Зенит интеллектуальности, согласно Шопенгауэру, заключался в том, чтобы прийти к знанию, что все бесцельно — короче говоря, признать то, что хороший человек уже делает инстинктивно... Он отрицает, что могут быть более высокие состояния интеллектуальности — он рассматривает свой взгляд как non plus ultra... Здесь интеллектуальность ставится гораздо ниже доброты; ее высшая ценность (как искусство, например) заключалась бы в том, чтобы привести к принятию морали, абсолютного преобладания моральных ценностей.

Рядом с Шопенгауэром я теперь охарактеризую Канта: в Канте не было ничего греческого; он был совершенно антиисторичен (ср. его отношение к Французской революции) и моральным фанатиком (см. слова Гёте о радикально злом элементе в человеческой природе). Святость также скрывалась где-то в его душе... Мне требуется критика святого типа.

Ценность Гегеля: «Страсть».

Философия Герберта Спенсера как у бакалейщика: полное отсутствие идеала, кроме идеала посредственного человека.

Фундаментальный инстинкт всех философов, историков и психологов: все, что имеет ценность в человечестве, искусстве, истории, науке, религии и технологии, должно быть показано как морально ценное и морально обусловленное в своей цели, средствах и результате.

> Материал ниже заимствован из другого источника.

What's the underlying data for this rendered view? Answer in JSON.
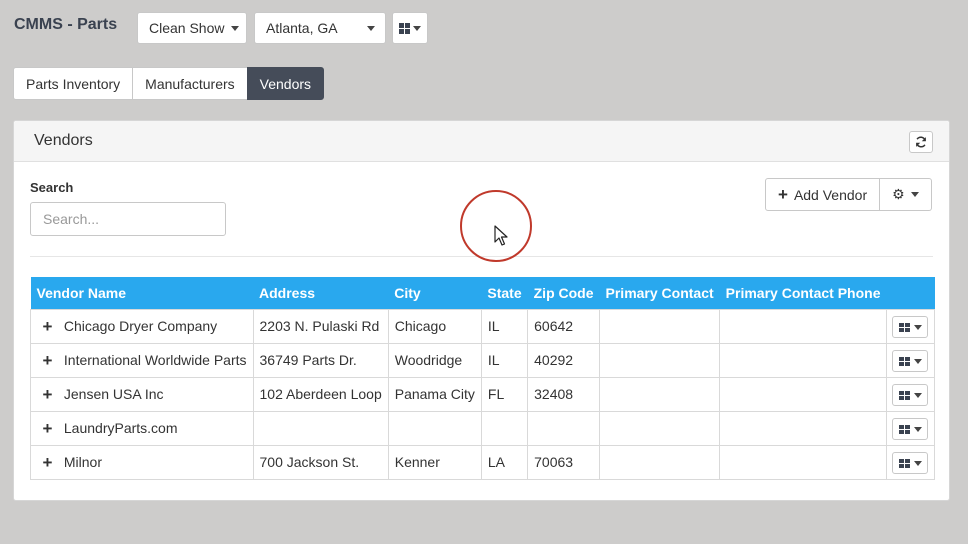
{
  "header": {
    "app_title": "CMMS - Parts",
    "show_select": "Clean Show",
    "location_select": "Atlanta, GA"
  },
  "tabs": [
    {
      "label": "Parts Inventory",
      "active": false
    },
    {
      "label": "Manufacturers",
      "active": false
    },
    {
      "label": "Vendors",
      "active": true
    }
  ],
  "panel": {
    "title": "Vendors",
    "search_label": "Search",
    "search_placeholder": "Search...",
    "add_button": "Add Vendor"
  },
  "table": {
    "columns": [
      "Vendor Name",
      "Address",
      "City",
      "State",
      "Zip Code",
      "Primary Contact",
      "Primary Contact Phone"
    ],
    "rows": [
      {
        "name": "Chicago Dryer Company",
        "address": "2203 N. Pulaski Rd",
        "city": "Chicago",
        "state": "IL",
        "zip": "60642",
        "contact": "",
        "phone": ""
      },
      {
        "name": "International Worldwide Parts",
        "address": "36749 Parts Dr.",
        "city": "Woodridge",
        "state": "IL",
        "zip": "40292",
        "contact": "",
        "phone": ""
      },
      {
        "name": "Jensen USA Inc",
        "address": "102 Aberdeen Loop",
        "city": "Panama City",
        "state": "FL",
        "zip": "32408",
        "contact": "",
        "phone": ""
      },
      {
        "name": "LaundryParts.com",
        "address": "",
        "city": "",
        "state": "",
        "zip": "",
        "contact": "",
        "phone": ""
      },
      {
        "name": "Milnor",
        "address": "700 Jackson St.",
        "city": "Kenner",
        "state": "LA",
        "zip": "70063",
        "contact": "",
        "phone": ""
      }
    ]
  },
  "colors": {
    "table_header": "#29a8ee",
    "active_tab": "#454c59",
    "cursor_highlight": "#c0392b"
  }
}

Все рассматривается в свете этой высшей ценности; например, вопрос Руссо о цивилизации: «Сделает ли она человека лучше?» — забавный вопрос, ибо обратное очевидно, и это факт, который говорит в пользу цивилизации.

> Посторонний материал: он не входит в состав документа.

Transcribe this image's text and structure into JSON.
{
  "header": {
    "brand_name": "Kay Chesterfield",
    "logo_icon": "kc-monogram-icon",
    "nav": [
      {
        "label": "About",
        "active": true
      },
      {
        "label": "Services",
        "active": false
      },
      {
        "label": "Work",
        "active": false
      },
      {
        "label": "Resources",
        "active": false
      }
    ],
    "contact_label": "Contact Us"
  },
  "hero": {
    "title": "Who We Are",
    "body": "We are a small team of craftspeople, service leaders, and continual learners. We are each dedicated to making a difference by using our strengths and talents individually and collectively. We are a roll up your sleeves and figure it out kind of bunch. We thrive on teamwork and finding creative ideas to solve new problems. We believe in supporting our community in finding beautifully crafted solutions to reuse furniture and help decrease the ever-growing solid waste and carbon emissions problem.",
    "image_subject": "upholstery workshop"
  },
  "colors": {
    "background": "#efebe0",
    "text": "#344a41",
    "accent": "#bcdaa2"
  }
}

ПРИМЕЧАНИЕ ПЕРЕВОДЧИКА. — Это, несомненно, отсылка к отрывку из письма, написанного Гёте Гердеру 7 июня 1793 года из лагеря в Мариенборне, близ Майнца, в котором встречаются следующие слова: — «Dagegen hat aber auch Kant seinen philosophischen Mantel, nachdem er ein langes Menschenleben gebraucht hat, ihn von mancherlei sudelhaften Vorurteilen zu reinigen, freventlich mit dem Schandfleck des radikalen Bösen beschlabbert, damit doch auch Christen herbeigelockt werden den Saum zu küssen?» («Кант, с другой стороны, после того как он всю свою долгую жизнь пытался очистить свой философский плащ от всякого рода грязных предрассудков, в конце концов дерзко испачкал его позорным пятном «радикального зла» в человеческой природе, чтобы и христиан можно было заманить поцеловать его край».) Из этого отрывка видно, как Гёте предвосхитил взгляд Ницше на Канта; а именно, что он был христианином в маскировке.

383.

Религиозная мораль. — Страсть, великое желание; страсть к власти, любви, мести и собственности: моралисты хотят выкорчевать и истребить все эти вещи и «очистить» душу, изгнав их из нее.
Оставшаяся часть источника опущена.